Wednesday’s ADP number had the market very optimistic about today’s jobs data. Even normally even-keeled I was practically giddy. I went out on a limb for our informal contest on the desk and called for a gain of 165,000 jobs. Alas, it was not to be. The U.S. economy added 103,000 jobs. This is just a little over half the number of jobs believed necessary to keep up with the number of people entering the job market. Even the much-watched and very important Private Payrolls component disappointed adding 113,000 jobs. There was some good news in the report. November Non-farm Payrolls was revised higher to 71,000 from 39,000. November Private Payrolls was revised upward to 79,000 from 50,000.
The big story may be that the unemployment rate fell to 9.4% from 9.8%. The question immediately asked regarding the fall in the unemployment rate is: Has it fallen because significantly more Americans obtained employment or is it because many displaced workers became discouraged because they could not find meaningful employment? Remember, if a displaced worker answers the so-called household survey that they are not seeking employment at this time, they are not considered to be unemployed at the present time. Although a more complete parsing of the numbers is needed to determine the exact cause of the sharp drop of the unemployment rate, word on the Street is that discouraged workers (measured as workers leaving the workforce) increased last month. Also possibly affecting the unemployment rates is the expansion of unemployment benefits as part of the latest economic stimulus package (which includes the extension of the Bush tax cuts). It is possible that some displaced workers who were actively seeking employment now see the situation as being less urgent as the will continue to receive benefits for a while longer. The slow recovery continues. Here is what some market participants had to say:
“Firms must ratchet up hiring before we can expect
consistent trend growth for the economy. Slower job growth will weigh on
consumer spending for the next few quarters.”
“While it appears that the economic environment has
stabilized and is perhaps improving, persistent high
unemployment and uncertainty in the economy could continue to
pressure consumers and affect their spending,”
Where were the jobs created? The service sector added 105,000jobs. Retailers added 12,000 employees in December. The construction sector eliminated 16,000 jobs and state and local governments cut 20,000 jobs. This was tempered by the addition of 10,000 Federal Government jobs. The economy also added 16,000 temporary jobs. There was also a pickup hiring in the auto sector. Ford announced that it is planning to hire 1,800 new workers. This is significant. As per the new labor agreements, new workers at the “Detroit Three” automakers receive a much less attractive compensation package than legacy employees. This is something the UAW is looking to change.

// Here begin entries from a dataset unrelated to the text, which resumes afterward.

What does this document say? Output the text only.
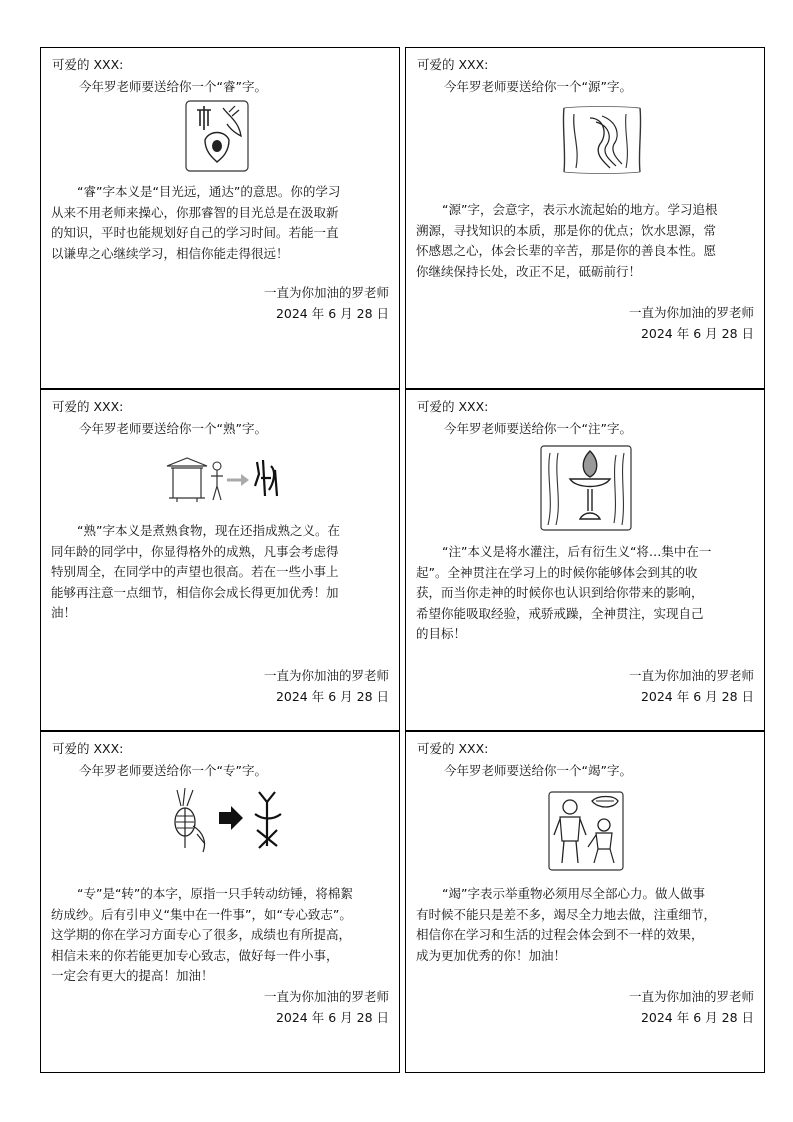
可爱的 XXX:
今年罗老师要送给你一个“睿”字。
“睿”字本义是“目光远，通达”的意思。你的学习
从来不用老师来操心，你那睿智的目光总是在汲取新
的知识，平时也能规划好自己的学习时间。若能一直
以谦卑之心继续学习，相信你能走得很远！
一直为你加油的罗老师
2024 年 6 月 28 日
可爱的 XXX:
今年罗老师要送给你一个“源”字。
“源”字，会意字，表示水流起始的地方。学习追根
溯源，寻找知识的本质，那是你的优点；饮水思源，常
怀感恩之心，体会长辈的辛苦，那是你的善良本性。愿
你继续保持长处，改正不足，砥砺前行！
一直为你加油的罗老师
2024 年 6 月 28 日
可爱的 XXX:
今年罗老师要送给你一个“熟”字。
“熟”字本义是煮熟食物，现在还指成熟之义。在
同年龄的同学中，你显得格外的成熟，凡事会考虑得
特别周全，在同学中的声望也很高。若在一些小事上
能够再注意一点细节，相信你会成长得更加优秀！加
油！
一直为你加油的罗老师
2024 年 6 月 28 日
可爱的 XXX:
今年罗老师要送给你一个“注”字。
“注”本义是将水灌注，后有衍生义“将…集中在一
起”。全神贯注在学习上的时候你能够体会到其的收
获，而当你走神的时候你也认识到给你带来的影响，
希望你能吸取经验，戒骄戒躁，全神贯注，实现自己
的目标！
一直为你加油的罗老师
2024 年 6 月 28 日
可爱的 XXX:
今年罗老师要送给你一个“专”字。
“专”是“转”的本字，原指一只手转动纺锤，将棉絮
纺成纱。后有引申义“集中在一件事”，如“专心致志”。
这学期的你在学习方面专心了很多，成绩也有所提高，
相信未来的你若能更加专心致志，做好每一件小事，
一定会有更大的提高！加油！
一直为你加油的罗老师
2024 年 6 月 28 日
可爱的 XXX:
今年罗老师要送给你一个“竭”字。
“竭”字表示举重物必须用尽全部心力。做人做事
有时候不能只是差不多，竭尽全力地去做，注重细节，
相信你在学习和生活的过程会体会到不一样的效果，
成为更加优秀的你！加油！
一直为你加油的罗老师
2024 年 6 月 28 日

Average Weekly Hours remained unchanged at 34.3. Average Hourly Earnings rose 1.8%, in line with the street consensus. Today’s numbers were not horrible, but they were disappointing, especially for those who believed that the U.S economy had turned a corner and was ready to gain speed. We are not there yet. However, we are not poised on the precipice of a double-dip recession either. Slow and steady with modestly-higher long-term rates and an accommodative Fed for at least 2011 (if not longer) appear to be in the cards, at least for now.
Fed Chairman Ben Bernanke stated this morning that he sees the economy improving in 2011, but not fast enough to appreciably lower unemployment. He believes that it could be four or five years before unemployment returns to "normal."
The real unemployment rate remains stubbornly high (just under 17%). Here is a link to the Bureau of Labor Statistics real unemployment data (U-6):
http://www.bls.gov/news.release/empsit.t15.htm
Play defense, invest wisely and have a great weekend.